L'intento dei sequestratori

Il piano dei rapitori era quella di procedere alla cattura e poi all'ultimatum: chiedevano all'Italia il ritiro delle truppe dall'Iraq e le scuse per aver offeso l'islam e la liberazione dei detenuti iracheni. Il governo rifiutò: non si potevano accettare le richieste dei criminali. Pochi giorno dopo, i sequestratori mandarono un video con un messaggio molto chiaro riportato da il Post: "Ecco, il primo ostaggio è stato giustiziato, e gli altri avranno il loro turno, uno per uno". E quelle immagini rimasero per sempre scolpite nella memoria degli italiani facendo il giro di tutto il mondo. Si vede Quattrocchi con le mani legate e il volto coperto, l'uomo viene fatto mettere in ginocchio in un buco nella terra e poi quelle parole, pronunciate dal contractor: "Posso levarmela? Così vi faccio vedere come muore un italiano". Pochi secondi dopo l'esecuzione.

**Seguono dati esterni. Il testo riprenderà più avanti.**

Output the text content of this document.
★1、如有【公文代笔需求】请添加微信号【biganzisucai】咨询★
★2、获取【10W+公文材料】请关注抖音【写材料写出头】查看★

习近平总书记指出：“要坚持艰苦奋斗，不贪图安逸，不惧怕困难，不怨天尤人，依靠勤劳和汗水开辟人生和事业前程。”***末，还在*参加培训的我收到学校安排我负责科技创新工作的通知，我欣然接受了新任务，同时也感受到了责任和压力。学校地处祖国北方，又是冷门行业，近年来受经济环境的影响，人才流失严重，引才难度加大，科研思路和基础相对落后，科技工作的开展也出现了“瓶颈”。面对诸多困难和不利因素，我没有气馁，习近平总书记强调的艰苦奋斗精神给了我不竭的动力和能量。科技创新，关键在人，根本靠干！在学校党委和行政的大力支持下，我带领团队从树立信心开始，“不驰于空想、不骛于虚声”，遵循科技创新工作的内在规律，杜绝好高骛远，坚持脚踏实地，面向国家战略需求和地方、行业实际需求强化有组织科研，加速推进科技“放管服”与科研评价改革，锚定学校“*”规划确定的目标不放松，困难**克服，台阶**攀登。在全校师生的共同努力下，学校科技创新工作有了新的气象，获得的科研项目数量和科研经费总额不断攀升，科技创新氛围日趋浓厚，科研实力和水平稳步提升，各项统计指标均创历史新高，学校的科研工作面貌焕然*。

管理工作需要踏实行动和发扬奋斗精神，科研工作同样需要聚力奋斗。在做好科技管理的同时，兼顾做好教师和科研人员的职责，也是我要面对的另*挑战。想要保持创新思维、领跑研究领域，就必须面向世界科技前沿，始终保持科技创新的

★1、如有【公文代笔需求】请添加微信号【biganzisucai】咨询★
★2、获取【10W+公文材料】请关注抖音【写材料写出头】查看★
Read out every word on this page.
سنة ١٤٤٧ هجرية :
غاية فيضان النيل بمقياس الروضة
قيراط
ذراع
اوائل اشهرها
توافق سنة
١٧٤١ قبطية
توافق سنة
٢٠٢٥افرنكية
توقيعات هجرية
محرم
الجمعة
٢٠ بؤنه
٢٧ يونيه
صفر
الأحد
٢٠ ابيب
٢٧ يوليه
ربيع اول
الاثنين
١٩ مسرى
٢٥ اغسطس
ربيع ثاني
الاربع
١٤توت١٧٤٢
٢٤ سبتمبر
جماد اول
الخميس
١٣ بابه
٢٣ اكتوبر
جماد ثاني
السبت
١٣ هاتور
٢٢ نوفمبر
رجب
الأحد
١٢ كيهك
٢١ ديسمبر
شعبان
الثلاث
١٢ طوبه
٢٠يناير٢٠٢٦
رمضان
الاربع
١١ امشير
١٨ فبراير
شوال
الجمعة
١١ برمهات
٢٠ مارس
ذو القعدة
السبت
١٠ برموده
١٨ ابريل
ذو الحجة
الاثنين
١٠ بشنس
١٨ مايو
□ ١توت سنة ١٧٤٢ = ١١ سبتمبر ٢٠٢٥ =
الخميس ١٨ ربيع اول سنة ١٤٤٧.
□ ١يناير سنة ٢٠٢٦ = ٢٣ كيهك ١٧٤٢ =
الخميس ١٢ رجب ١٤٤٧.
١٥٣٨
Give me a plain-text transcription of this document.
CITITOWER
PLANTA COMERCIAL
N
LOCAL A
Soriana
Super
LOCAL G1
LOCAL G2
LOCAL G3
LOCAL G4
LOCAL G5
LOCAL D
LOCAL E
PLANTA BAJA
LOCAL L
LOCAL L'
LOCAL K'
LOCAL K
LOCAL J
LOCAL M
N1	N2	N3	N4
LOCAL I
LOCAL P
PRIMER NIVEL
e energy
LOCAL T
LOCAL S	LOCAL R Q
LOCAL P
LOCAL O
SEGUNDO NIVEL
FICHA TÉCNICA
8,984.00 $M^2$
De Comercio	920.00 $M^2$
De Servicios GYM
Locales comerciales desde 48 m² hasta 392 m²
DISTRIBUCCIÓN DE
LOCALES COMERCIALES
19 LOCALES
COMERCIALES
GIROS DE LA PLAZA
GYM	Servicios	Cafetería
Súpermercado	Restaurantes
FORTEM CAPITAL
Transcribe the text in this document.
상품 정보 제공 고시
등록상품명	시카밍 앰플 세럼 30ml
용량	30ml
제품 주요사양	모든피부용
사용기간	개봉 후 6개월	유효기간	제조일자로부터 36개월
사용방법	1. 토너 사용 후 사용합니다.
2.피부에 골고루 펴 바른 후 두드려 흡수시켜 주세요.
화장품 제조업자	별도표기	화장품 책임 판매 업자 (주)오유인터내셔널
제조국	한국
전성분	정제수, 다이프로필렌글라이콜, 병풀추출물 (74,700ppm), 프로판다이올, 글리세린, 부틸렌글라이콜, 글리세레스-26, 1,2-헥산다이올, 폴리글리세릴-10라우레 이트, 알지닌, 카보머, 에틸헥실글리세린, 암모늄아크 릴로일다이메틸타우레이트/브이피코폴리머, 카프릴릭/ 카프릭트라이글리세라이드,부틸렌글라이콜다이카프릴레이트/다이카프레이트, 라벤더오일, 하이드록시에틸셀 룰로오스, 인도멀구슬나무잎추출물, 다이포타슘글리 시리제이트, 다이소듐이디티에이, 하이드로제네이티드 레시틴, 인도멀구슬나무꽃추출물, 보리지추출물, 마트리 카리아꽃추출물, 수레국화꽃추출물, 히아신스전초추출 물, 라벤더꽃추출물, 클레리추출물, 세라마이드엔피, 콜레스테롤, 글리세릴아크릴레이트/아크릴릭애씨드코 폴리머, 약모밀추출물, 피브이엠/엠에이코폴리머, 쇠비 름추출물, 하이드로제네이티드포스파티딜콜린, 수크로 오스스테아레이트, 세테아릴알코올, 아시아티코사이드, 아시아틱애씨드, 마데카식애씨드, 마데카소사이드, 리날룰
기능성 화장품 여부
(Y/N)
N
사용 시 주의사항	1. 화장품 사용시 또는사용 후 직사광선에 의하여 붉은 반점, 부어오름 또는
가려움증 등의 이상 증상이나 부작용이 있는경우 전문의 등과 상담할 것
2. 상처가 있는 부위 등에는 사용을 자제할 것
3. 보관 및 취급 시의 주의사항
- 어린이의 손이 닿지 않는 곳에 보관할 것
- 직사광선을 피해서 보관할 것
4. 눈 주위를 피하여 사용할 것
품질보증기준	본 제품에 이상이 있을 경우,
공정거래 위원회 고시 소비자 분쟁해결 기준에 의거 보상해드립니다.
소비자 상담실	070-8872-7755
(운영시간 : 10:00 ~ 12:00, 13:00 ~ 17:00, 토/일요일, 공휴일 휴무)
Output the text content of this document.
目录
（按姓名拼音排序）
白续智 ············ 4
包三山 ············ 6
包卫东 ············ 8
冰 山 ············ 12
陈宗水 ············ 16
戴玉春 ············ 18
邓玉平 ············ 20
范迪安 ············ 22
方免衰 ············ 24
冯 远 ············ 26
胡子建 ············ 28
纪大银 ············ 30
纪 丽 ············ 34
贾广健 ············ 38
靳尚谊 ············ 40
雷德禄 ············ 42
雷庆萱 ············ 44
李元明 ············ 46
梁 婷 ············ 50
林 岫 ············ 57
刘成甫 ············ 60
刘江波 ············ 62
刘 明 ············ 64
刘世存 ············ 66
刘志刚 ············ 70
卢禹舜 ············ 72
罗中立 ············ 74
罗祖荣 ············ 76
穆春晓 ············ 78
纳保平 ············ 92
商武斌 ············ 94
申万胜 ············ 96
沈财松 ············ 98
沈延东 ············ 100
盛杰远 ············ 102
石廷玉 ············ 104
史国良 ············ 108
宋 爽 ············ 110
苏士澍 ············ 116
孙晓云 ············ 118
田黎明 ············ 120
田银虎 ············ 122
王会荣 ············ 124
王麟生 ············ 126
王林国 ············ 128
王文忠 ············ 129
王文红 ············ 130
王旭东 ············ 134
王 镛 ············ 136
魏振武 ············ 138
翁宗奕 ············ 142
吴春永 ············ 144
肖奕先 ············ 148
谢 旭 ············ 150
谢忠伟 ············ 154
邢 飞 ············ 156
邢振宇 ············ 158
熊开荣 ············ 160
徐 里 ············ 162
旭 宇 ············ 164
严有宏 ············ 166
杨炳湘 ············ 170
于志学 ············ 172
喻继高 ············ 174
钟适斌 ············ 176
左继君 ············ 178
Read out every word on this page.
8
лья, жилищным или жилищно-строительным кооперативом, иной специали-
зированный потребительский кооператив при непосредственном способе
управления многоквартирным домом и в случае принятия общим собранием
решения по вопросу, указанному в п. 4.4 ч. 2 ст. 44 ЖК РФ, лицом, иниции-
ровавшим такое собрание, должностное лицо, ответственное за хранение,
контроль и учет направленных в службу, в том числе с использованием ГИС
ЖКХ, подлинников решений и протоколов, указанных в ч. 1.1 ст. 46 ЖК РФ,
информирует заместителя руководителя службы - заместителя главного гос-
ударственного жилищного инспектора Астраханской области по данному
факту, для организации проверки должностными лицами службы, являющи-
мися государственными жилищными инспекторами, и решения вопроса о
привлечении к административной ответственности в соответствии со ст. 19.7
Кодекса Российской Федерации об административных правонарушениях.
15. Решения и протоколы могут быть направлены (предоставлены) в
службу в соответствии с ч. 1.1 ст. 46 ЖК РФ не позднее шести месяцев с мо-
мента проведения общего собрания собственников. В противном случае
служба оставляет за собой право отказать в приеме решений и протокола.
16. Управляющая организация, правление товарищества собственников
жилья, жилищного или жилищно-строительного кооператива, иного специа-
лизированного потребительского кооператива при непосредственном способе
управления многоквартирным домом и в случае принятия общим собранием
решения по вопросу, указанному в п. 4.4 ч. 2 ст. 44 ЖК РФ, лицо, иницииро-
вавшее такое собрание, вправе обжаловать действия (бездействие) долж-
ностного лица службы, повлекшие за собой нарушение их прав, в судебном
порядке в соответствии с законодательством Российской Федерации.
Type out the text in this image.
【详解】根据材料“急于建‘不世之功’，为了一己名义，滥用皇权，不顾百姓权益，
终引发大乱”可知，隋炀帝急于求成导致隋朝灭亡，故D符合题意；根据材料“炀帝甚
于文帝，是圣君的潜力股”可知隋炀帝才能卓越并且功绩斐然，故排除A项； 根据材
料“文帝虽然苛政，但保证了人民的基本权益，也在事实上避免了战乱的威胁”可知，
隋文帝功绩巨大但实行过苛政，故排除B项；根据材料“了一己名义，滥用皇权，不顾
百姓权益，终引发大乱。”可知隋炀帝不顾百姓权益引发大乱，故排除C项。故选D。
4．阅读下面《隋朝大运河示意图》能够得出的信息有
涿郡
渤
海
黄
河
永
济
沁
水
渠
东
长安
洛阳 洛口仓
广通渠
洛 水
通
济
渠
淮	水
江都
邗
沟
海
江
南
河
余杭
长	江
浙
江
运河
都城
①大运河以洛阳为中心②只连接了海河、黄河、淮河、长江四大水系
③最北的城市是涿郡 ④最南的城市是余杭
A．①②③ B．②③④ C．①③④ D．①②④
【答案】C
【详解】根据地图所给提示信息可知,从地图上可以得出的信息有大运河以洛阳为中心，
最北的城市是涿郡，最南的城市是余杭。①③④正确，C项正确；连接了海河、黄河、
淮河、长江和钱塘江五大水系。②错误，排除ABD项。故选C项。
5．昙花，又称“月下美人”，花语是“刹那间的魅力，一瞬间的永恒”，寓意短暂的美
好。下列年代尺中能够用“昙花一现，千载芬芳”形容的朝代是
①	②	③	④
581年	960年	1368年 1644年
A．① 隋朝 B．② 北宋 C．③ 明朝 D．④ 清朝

Di quell'uccisione e di quel rapimento non è mai stata fatta davvero luce. Quelle brigate islamiste apparvero praticamente per la prima volta in quel periodo e scomparvero subito dopo quel sequestro. Dopo 58 giorni di prigionia, gli altri tre italiani vennero liberati - c'è chi dice con un blitz delle forze Usa. Sulla vera missione di quei quattro uomini c'è chi ha investigato per anni. L'unica terribile certezza è il sacrificio di Fabrizio Quattrocchi e quelle parole pronunciate con orgoglio che tornano alla mente ogni 14 aprile: "Vi faccio vedere come muore un italiano".